Fikser berharap dukungan tersebut dapat menjadi penyemangat bagi para seniman yang telah menjalani persiapan intensif selama beberapa bulan terakhir. "Pemerintah kota, Pak Wali Kota, sangat konsisten terhadap budaya daerah. Mudah-mudahan niat baik, kerja keras, bagaimana perhatian dan kesiapan dari tim yang luar biasa bisa membawa nama baik Surabaya pada festival kali ini," ujarnya.

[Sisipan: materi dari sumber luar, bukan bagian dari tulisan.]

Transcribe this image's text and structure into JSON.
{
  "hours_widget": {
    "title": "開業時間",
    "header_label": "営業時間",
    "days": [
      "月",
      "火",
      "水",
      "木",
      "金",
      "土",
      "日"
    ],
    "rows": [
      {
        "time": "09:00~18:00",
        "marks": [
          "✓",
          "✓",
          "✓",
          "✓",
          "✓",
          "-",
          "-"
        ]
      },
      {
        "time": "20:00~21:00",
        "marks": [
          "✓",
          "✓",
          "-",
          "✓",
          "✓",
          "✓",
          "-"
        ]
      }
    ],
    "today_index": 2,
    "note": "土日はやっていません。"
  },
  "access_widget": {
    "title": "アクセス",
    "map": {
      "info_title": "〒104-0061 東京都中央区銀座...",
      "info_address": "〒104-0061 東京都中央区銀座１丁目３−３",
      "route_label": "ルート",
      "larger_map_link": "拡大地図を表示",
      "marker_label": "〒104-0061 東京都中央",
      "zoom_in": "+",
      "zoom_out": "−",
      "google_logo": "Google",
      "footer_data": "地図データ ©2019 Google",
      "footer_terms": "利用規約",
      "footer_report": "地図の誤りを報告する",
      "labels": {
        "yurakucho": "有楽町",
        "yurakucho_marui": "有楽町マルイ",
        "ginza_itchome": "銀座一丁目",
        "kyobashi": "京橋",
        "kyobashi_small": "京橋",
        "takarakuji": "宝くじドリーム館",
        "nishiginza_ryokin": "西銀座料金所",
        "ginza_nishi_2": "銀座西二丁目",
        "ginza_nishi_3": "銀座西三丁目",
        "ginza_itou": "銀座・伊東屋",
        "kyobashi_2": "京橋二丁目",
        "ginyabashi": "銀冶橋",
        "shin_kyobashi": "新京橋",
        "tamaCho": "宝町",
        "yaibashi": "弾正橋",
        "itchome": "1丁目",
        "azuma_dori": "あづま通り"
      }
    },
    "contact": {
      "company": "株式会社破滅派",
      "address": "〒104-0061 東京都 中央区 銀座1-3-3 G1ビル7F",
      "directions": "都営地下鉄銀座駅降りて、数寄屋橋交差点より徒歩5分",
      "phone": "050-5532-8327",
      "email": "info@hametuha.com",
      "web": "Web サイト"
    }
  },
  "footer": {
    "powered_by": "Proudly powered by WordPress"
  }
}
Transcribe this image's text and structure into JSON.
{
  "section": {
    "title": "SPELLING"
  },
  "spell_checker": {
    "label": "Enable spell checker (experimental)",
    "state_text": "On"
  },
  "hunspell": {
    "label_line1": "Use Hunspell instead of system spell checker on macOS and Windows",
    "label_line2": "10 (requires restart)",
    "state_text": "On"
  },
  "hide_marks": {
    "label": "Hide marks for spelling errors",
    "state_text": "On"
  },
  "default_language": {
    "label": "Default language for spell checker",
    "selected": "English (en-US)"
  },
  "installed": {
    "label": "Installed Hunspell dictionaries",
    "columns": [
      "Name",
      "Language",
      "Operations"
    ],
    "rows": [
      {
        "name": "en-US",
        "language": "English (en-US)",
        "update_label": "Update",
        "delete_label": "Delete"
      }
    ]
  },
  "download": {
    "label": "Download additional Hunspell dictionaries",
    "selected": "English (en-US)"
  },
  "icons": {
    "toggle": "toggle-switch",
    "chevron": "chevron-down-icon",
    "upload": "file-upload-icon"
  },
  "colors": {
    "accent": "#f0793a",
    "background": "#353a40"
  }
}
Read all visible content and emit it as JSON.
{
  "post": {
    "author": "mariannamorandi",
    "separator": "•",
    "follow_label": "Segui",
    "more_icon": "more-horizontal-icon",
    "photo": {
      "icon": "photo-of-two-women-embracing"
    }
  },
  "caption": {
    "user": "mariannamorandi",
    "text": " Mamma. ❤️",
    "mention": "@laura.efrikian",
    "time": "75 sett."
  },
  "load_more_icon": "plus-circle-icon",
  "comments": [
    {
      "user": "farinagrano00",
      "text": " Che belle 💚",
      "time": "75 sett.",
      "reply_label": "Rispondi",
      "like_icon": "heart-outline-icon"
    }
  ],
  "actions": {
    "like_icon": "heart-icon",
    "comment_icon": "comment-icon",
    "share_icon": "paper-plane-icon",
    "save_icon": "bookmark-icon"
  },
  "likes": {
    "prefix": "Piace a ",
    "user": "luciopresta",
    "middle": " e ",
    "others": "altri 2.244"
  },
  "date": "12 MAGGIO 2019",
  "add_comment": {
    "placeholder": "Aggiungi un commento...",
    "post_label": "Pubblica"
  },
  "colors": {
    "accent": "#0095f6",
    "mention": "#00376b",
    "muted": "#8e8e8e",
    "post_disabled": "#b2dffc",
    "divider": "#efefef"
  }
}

Ia juga mengungkapkan bahwa sekitar 57 unit Reog yang ada di Surabaya tergabung dalam Purbaya. Menurutnya, organisasi tersebut memiliki peran penting dalam menjaga dan mengembangkan kesenian Reog di Kota Pahlawan. "Kami pemerintah kota terima kasih kepada tokoh Reog yang ada di Surabaya yang kemudian mewadahi kegiatan ini," katanya.

Sebagai bentuk dukungan terhadap pelestarian budaya, Pemkot Surabaya juga berencana memfasilitasi kebutuhan latihan bagi para seniman Reog Purbaya. "Tadi saya juga bicara dengan Pak Camat, kita akan memfasilitasi di gedung serbaguna milik pemerintah kota di MERR, yang mana itu bisa dipakai secara rutin untuk pelatihan," ungkap Fikser.

Ia menambahkan, Reog selama ini selalu mendapat ruang dalam berbagai kegiatan resmi Pemkot Surabaya. Upaya ini sebagai komitmen dalam menjaga keberlangsungan seni tradisional tersebut. "Jadi pemerintah kota di setiap acara apapun itu, Reog selalu menjadi tampilan seni utama, yang kemudian diberikan kesempatan untuk Reog itu bisa dimunculkan," katanya.

Sementara itu, Pembina sekaligus Penasehat Purbaya, Heru Sancoko, menegaskan FNRP merupakan kompetisi bergengsi karena memperebutkan Piala Presiden. "Jadi ini adalah event dari Ponorogo (memperebutkan) Piala Presiden, bukan Piala Bupati, bukan Piala Wali Kota. Jadi yang kita perebutkan ini adalah Piala Presiden," kata Abah Heru, sapaan lekatnya.

Untuk menghadapi FNRP tahun ini, Purbaya Surabaya telah melakukan persiapan selama sekitar dua setengah bulan dengan mendatangkan pelatih dari sejumlah daerah yang memiliki pengalaman di bidang seni Reog. "Kita berproses (latihan) itu sudah dua bulan setengah. Semoga ini adalah penampilan dari Purboyo yang terbaik, mewakili Pemerintah Kota Surabaya. Kita mendatangkan pelatih dari Solo, Mojokerto, dari Magetan juga yang notabene mereka adalah pakar-pakarnya," tuturnya.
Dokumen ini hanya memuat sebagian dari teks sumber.